If you are tracking metrics, you are showing the customers’ reaction to your experiences. Measures and metrics differ. Measures (what is happening) help us see the customer’s perception, description of the interaction, and gain actionable insights provided by customer at particular touch points, such as number of times they call for support. They are key to looking at the components that make up our metrics. Metrics (the outcome of experiences) reflect attitudes, the influence of the experiences, and are generally less actionable. They are the result of the interactions, such as NPS.
So customer management models and scorecards must be equipped with ways of linking both measures and metrics to business earnings.
Using survey or other feedback metrics, such as NPS or customer effort score (CES), we can begin to identify other data and information which paints the story behind the impact of customer experience. To construct your business case and correlate customer indicators or metrics with business performance, we need to link the metrics and measures to real figures such as expenditures, revenue and profit, customer churn, drawn from your customer operational, financial or other interaction or relationship data.
What to do:
As a start, you can classify customers into experience driven categories such as detractors or promoters or highly satisfied or low satisfied or high trust or low trust. Next, extract the business indicators these customers and calculate them for each category average revenue, average cost, churn, etc. Lastly, analyze how these indicators behave in each category and compare behaviors across categories. Your results provide a view to determine the business impact of turning detractors in the promoters and thus justified necessary investments in projects or initiatives.

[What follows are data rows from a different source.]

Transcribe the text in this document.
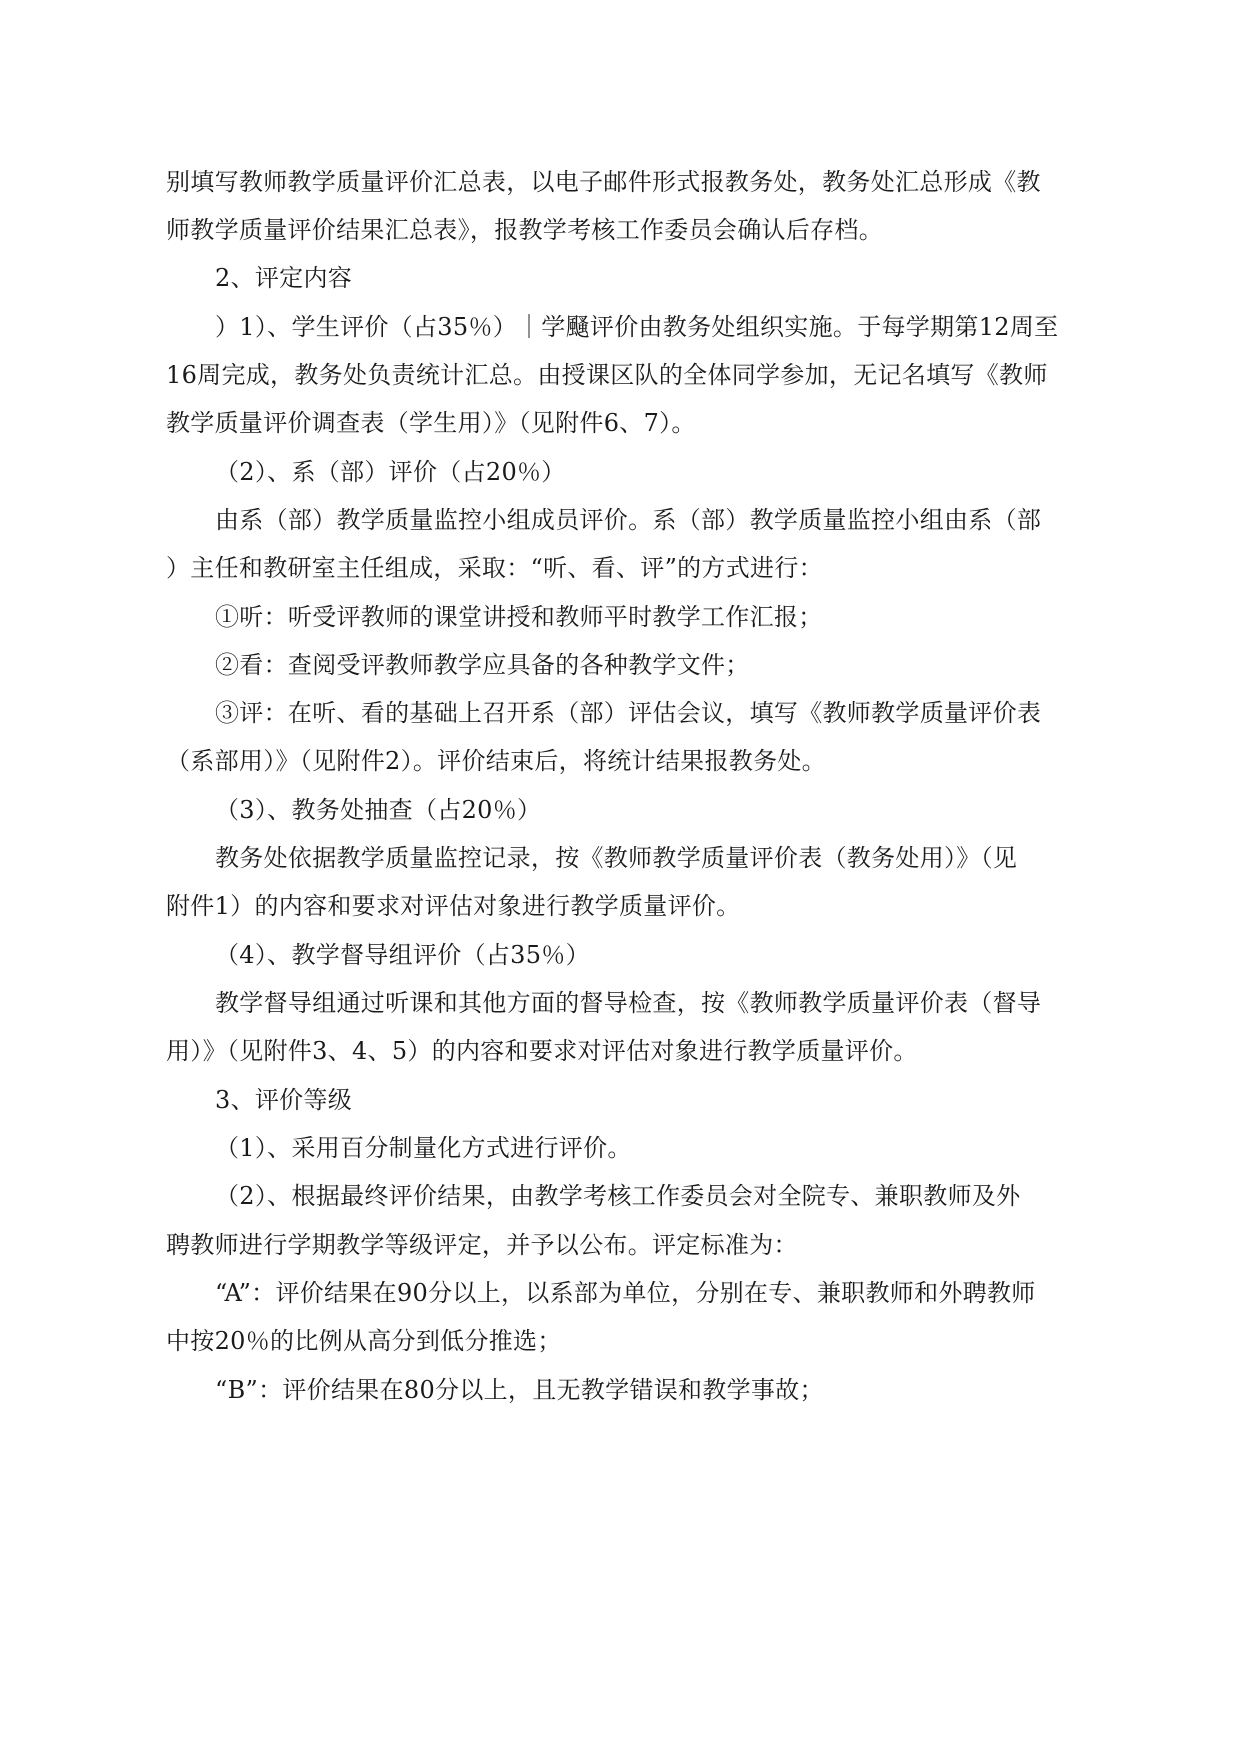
别填写教师教学质量评价汇总表，以电子邮件形式报教务处，教务处汇总形成《教
师教学质量评价结果汇总表》，报教学考核工作委员会确认后存档。
2、评定内容
）1）、学生评价（占35％）｜学颾评价由教务处组织实施。于每学期第12周至
16周完成，教务处负责统计汇总。由授课区队的全体同学参加，无记名填写《教师
教学质量评价调查表（学生用）》（见附件6、7）。
（2）、系（部）评价（占20％）
由系（部）教学质量监控小组成员评价。系（部）教学质量监控小组由系（部
）主任和教研室主任组成，采取：“听、看、评”的方式进行：
①听：听受评教师的课堂讲授和教师平时教学工作汇报；
②看：查阅受评教师教学应具备的各种教学文件；
③评：在听、看的基础上召开系（部）评估会议，填写《教师教学质量评价表
（系部用）》（见附件2）。评价结束后，将统计结果报教务处。
（3）、教务处抽查（占20％）
教务处依据教学质量监控记录，按《教师教学质量评价表（教务处用）》（见
附件1）的内容和要求对评估对象进行教学质量评价。
（4）、教学督导组评价（占35％）
教学督导组通过听课和其他方面的督导检查，按《教师教学质量评价表（督导
用）》（见附件3、4、5）的内容和要求对评估对象进行教学质量评价。
3、评价等级
（1）、采用百分制量化方式进行评价。
（2）、根据最终评价结果，由教学考核工作委员会对全院专、兼职教师及外
聘教师进行学期教学等级评定，并予以公布。评定标准为：
“A”：评价结果在90分以上，以系部为单位，分别在专、兼职教师和外聘教师
中按20％的比例从高分到低分推选；
“B”：评价结果在80分以上，且无教学错误和教学事故；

In addition, one of the overlooked benefits of customer experience practices to executives is to develop business cases around these measures and metrics around your customer experience improvements and action plans. For example, customers may give higher promoter scores as a results of changes to a website that makes it easier to use or provides better information. But it is hard to make the correlation between NPS and that action. Identifying the cost reduction of moving a customer from call center activity to the website can be linked to the change initiative as well as to your customer experience metrics. Building a solid business case before launching customer experience changes can help you one identify potential benefits and costs (the measures) associated with the project and to estimate the customer experience outcome (metrics) impact based on the previously discussed approach. A good place to start is to begin marrying your hard business case to customer experience. Put the business case for the experience change (reduced number of calls, increased sales) next to your emotional measures (ease of doing business metric) so that the executives start to see the correlation between the two. Executives are used to talking about business cases – adding another layer of the rich attitudinal and behavior with each touch point customer experience will help them see the correlation.

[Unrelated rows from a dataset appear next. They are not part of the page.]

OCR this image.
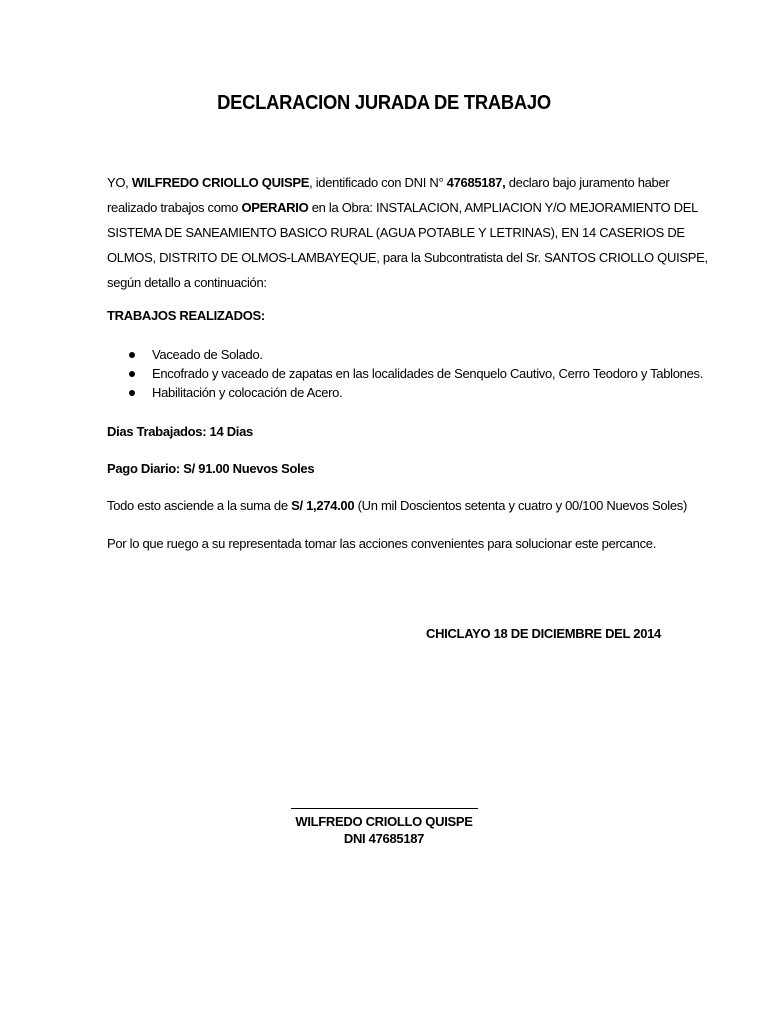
DECLARACION JURADA DE TRABAJO
YO, WILFREDO CRIOLLO QUISPE, identificado con DNI N° 47685187, declaro bajo juramento haber
realizado trabajos como OPERARIO en la Obra: INSTALACION, AMPLIACION Y/O MEJORAMIENTO DEL
SISTEMA DE SANEAMIENTO BASICO RURAL (AGUA POTABLE Y LETRINAS), EN 14 CASERIOS DE
OLMOS, DISTRITO DE OLMOS-LAMBAYEQUE, para la Subcontratista del Sr. SANTOS CRIOLLO QUISPE,
según detallo a continuación:
TRABAJOS REALIZADOS:
Vaceado de Solado.
Encofrado y vaceado de zapatas en las localidades de Senquelo Cautivo, Cerro Teodoro y Tablones.
Habilitación y colocación de Acero.
Dias Trabajados: 14 Dias
Pago Diario: S/ 91.00 Nuevos Soles
Todo esto asciende a la suma de S/ 1,274.00 (Un mil Doscientos setenta y cuatro y 00/100 Nuevos Soles)
Por lo que ruego a su representada tomar las acciones convenientes para solucionar este percance.
CHICLAYO 18 DE DICIEMBRE DEL 2014
WILFREDO CRIOLLO QUISPE
DNI 47685187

Listen to executives to understand their business question and current challenges. Focus your customer experience offer both the activities in the outcome measures and metrics on those challenges. For example reducing churn. If you are able to remove a pain point that may be driving customer defection, you should be communicating the business case of that change and the outcome measure our metric that have impacted the KPI. This builds the association of specific business benefit to the organization for customer experience driven changes, projects or initiatives
- Start with identifying measures of the experience throughout the entire customer relationship lifecycle. Establish baselines for costs to serve, number of contacts and any other information that tells you about the behavior and experience of that particular touch point.
- Cross-reference experience metrics with customer business information.

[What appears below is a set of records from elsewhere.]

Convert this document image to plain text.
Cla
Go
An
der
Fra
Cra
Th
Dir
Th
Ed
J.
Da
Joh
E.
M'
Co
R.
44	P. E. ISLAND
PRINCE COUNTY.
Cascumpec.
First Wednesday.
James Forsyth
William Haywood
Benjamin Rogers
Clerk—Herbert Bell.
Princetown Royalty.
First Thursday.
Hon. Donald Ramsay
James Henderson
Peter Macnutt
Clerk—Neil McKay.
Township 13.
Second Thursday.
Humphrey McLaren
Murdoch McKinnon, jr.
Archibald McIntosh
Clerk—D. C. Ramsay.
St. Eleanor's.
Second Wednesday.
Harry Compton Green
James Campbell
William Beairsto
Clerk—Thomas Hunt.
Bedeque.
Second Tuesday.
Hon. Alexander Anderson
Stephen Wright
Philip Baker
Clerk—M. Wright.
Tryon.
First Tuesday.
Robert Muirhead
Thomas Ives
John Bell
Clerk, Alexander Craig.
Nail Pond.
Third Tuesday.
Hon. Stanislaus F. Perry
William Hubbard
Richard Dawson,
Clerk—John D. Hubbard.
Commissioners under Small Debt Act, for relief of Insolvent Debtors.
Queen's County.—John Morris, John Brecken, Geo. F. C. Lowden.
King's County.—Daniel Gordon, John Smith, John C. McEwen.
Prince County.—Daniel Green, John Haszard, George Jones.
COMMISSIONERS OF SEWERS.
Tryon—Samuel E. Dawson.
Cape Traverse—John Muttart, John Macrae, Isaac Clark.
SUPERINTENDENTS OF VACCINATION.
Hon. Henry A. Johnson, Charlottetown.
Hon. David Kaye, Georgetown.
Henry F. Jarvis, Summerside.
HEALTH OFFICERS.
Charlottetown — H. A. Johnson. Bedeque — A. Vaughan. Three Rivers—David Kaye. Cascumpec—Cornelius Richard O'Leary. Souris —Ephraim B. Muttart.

- Begin to demonstrate the customer measures beside the customer metrics so that executives can begin to see the correlation.
- Continue to show those correlations of measures and metrics such as spend by NPS category.
- Report back on the progress of measures and metrics as you launch and drive projects to improve the experience.
Return on investments can be talked about the executives as a result of the initiative you create your organization creates to drive additional purcharses, increased trust with customers reduces churn, or increase word-of-mouth. All which have to do with customer loyalty.
Lastly, ask yourself:
- Do we measure the experience from the customer’s perspective and what they value?
- Do we know, and communicate, both the experience measures and the outcome metrics?
- Do we link and demonstrate how the two are tied to provide tactical and strategic direction for customer experience changes?
Failing to link customer experience measures and metrics can leave gaps in executive and organizational alignment. Communicating measures and metrics (both actual and projected) and a detailed business case for change are useful for setting program priorities, allocating resources, and measuring performance.